Hiroshima anniversary: Japan marks 75th anniversary of first atomic bomb attack

Hiroshima anniversary
Japanese Prime Minister Shinzo Abe offers flowers to the Hiroshima Memorial cenotaph during Thursday’s ceremony. (Associated Press)

NEW DELHI, AUGUST 6: Japan marked the 75th anniversary of the atomic bombing of Hiroshima on Thursday, with the City Mayor urging the world to unite against threats to humanity including those from nuclear weapons.
Hiroshima Mayor Kazumi Matsui said countries should “put aside their differences and come together to overcome both man-made and natural challenges”.
Survivors, relatives and a handful of foreign dignitaries attended this year’s main event in Hiroshima to pray for the victims and call for world peace.
The memorial ceremony was scaled down due to a resurgence of Coronavirus infections in Japan and the need to maintain social distancing.
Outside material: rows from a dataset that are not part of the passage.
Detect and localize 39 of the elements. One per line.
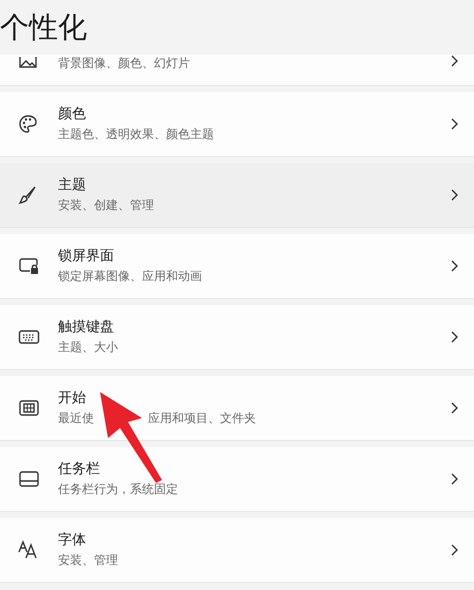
settings-item[interactable]: 任务栏 任务栏行为，系统固定 [0, 447, 474, 512]
chevron-right-icon [450, 118, 458, 130]
item-description: 应用和项目、文件夹 [148, 410, 256, 427]
keyboard-icon [18, 329, 40, 345]
chevron-right-icon [450, 402, 458, 414]
item-title: 颜色 [58, 105, 87, 123]
settings-item[interactable]: 锁屏界面 锁定屏幕图像、应用和动画 [0, 234, 474, 299]
chevron-right-icon [450, 260, 458, 272]
item-title: 锁屏界面 [58, 247, 115, 265]
item-title: 开始 [58, 389, 87, 407]
item-title: 任务栏 [58, 460, 101, 478]
item-description: 安装、创建、管理 [58, 197, 154, 214]
settings-item[interactable]: 背景图像、颜色、幻灯片 [0, 55, 474, 86]
palette-icon [18, 114, 38, 134]
chevron-right-icon [450, 55, 458, 67]
item-description: 安装、管理 [58, 552, 118, 569]
chevron-right-icon [450, 189, 458, 201]
start-menu-icon [18, 399, 40, 417]
item-description: 任务栏行为，系统固定 [58, 481, 178, 498]
item-title: 主题 [58, 176, 87, 194]
settings-item[interactable]: 开始 最近使 应用和项目、文件夹 [0, 376, 474, 441]
settings-item[interactable]: 触摸键盘 主题、大小 [0, 305, 474, 370]
taskbar-icon [18, 470, 40, 488]
brush-icon [18, 185, 38, 205]
item-description: 最近使 [58, 410, 94, 427]
chevron-right-icon [450, 473, 458, 485]
item-title: 触摸键盘 [58, 318, 115, 336]
item-title: 字体 [58, 531, 87, 549]
settings-item[interactable]: 主题 安装、创建、管理 [0, 163, 474, 228]
item-description: 主题色、透明效果、颜色主题 [58, 126, 214, 143]
item-description: 主题、大小 [58, 339, 118, 356]
chevron-right-icon [450, 544, 458, 556]
item-description: 锁定屏幕图像、应用和动画 [58, 268, 202, 285]
settings-item[interactable]: 颜色 主题色、透明效果、颜色主题 [0, 92, 474, 157]
page-title: 个性化 [0, 8, 87, 46]
lock-screen-icon [18, 257, 40, 275]
chevron-right-icon [450, 331, 458, 343]
settings-item[interactable]: 字体 安装、管理 [0, 518, 474, 583]
item-description: 背景图像、颜色、幻灯片 [58, 55, 190, 72]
Participants offered a silent prayer, including Japanese Prime Minister Shinzo Abe, at 8:15 a.m. (local time), the exact time the first nuclear weapon deployed in wartime hit the city.
Around 140,000 people were killed with others perishing in the weeks and months that followed, suffering radiation sickness, devastating burns and other injuries.
Three days later the United States dropped a second atomic bomb on Nagasaki, where 74,000 people were killed.
Japan announced its surrender just days later on August 15, 1945, and some historians argue the bombings ultimately saved lives by avoiding a land invasion that might have been significantly more deadly.
PM Abe said, “Each country must step up efforts to remove a sense of mistrust through mutual involvement and dialogue amid the severe security environment and widening differences between nations’ positions on nuclear disarmament”.
At Thursday’s ceremony, Hiroshima’s Mayor and a representative of bereaved families delivered remarks in front of a cenotaph inscribed with the names of victims.
The landmark anniversary this year underscored the dwindling number of bomb survivors, known in Japan as “hibakusha”.